The display shifted. The EMC ships and Independence were still there, but backgrounded as the focus changed to swarms of missiles pouring out toward the Tempest. Each one burned hard enough that a human body would have been pulped by the g forces, and they barely seemed to move. The distances they traveled were vast. Even at their speed, three million klicks was a long time. Verbal threats that took seconds at lightspeed followed by punches that would take minutes or hours. Even without the warheads, the kinetic force of the torpedoes would be massive. If they hit. The swarm crept forward, pixel by imperceptible pixel. Drummer waved a steward over and ordered a bulb of ice water and a bowl of hummus with bread. She had to try to eat.

The hummus was half gone and the tea tepid before the first of the missiles started winking out of existence.

“What are we seeing, please?” Hu said.

“It appears to be long-range PDCs,” one of the analysts said. “We’re waiting for the bounce feed so we can get higher resolution.”

Another twenty minutes, and a much sharper image of the Tempest appeared with the timestamp to show it was just after the fleet’s launch. All along the sides of the ship, tiny dark eruptions like the spots on a shark.

“The PDCs’ housings appear to be covered by the hull. Telemetry from the Michael Souther is that the remaining missiles were redirected toward those structures.” Were. An hour and twenty minutes ago.

“They’re not using their magnet beam,” Hu said. “That’s good. If it was cheap for them to fire it, they could use it to knock down missiles. If it’s expensive to use, we may be able to exhaust it.”

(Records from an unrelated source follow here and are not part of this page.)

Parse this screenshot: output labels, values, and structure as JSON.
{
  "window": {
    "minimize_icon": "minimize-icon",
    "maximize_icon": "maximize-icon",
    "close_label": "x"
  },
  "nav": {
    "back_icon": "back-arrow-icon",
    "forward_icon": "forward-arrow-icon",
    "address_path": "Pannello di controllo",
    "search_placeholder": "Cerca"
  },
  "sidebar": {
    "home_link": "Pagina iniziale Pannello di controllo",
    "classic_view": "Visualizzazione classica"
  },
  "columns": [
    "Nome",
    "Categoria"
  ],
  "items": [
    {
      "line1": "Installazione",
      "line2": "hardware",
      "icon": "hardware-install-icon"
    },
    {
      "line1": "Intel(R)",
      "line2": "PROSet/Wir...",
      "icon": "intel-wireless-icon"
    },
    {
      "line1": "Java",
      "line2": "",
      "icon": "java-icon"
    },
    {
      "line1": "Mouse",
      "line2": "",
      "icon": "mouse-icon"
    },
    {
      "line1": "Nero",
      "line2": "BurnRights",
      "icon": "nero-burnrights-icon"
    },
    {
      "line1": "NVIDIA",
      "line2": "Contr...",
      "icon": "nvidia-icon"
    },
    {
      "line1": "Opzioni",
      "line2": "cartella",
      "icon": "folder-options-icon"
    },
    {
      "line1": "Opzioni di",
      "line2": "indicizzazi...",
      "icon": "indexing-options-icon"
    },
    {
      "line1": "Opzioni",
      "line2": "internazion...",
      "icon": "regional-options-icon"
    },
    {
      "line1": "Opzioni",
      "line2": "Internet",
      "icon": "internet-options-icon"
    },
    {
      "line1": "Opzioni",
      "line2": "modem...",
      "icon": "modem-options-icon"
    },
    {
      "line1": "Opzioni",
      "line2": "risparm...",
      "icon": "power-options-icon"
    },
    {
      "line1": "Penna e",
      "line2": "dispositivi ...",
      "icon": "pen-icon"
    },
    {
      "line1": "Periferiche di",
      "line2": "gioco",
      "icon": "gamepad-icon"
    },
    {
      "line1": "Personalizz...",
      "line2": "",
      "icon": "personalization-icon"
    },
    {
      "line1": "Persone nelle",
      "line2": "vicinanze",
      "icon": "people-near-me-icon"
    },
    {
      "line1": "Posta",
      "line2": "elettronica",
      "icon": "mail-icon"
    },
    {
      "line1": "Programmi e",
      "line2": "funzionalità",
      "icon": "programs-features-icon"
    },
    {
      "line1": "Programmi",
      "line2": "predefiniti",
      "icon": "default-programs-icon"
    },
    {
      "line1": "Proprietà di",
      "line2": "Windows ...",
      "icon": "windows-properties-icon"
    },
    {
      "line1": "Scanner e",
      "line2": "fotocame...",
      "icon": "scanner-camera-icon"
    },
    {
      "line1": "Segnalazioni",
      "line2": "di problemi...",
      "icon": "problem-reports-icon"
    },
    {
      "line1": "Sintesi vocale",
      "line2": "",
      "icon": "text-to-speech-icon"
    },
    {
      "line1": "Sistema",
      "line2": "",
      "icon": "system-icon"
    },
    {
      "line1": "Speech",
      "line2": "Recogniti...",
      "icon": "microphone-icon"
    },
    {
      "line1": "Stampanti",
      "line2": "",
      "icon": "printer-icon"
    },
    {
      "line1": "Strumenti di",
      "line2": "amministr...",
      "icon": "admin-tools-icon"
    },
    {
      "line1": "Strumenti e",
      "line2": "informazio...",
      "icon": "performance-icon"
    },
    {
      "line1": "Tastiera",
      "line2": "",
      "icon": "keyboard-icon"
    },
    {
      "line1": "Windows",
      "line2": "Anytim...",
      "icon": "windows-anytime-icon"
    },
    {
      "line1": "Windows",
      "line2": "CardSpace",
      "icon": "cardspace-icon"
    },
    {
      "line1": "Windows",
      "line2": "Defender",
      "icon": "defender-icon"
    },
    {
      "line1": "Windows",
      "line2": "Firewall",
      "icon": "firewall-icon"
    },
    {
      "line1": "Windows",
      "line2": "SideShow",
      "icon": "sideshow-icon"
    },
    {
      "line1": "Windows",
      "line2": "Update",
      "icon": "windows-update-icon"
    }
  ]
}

Drummer thought that sounded like wishful thinking, but she didn’t say so. She tried to take comfort in Hu’s optimism. The data feeds shifted, more information coming in. The images of the Tempest sharpened. The PDCs came into clearer focus, but it didn’t help Drummer understand them. The openings in the side of the ship looked like little mouths opening and closing. Like the whole side of the ship was singing. There was no mechanism she could see. She shuddered. The cloud of torpedoes was thinning. None of them would reach the body of the enemy ship.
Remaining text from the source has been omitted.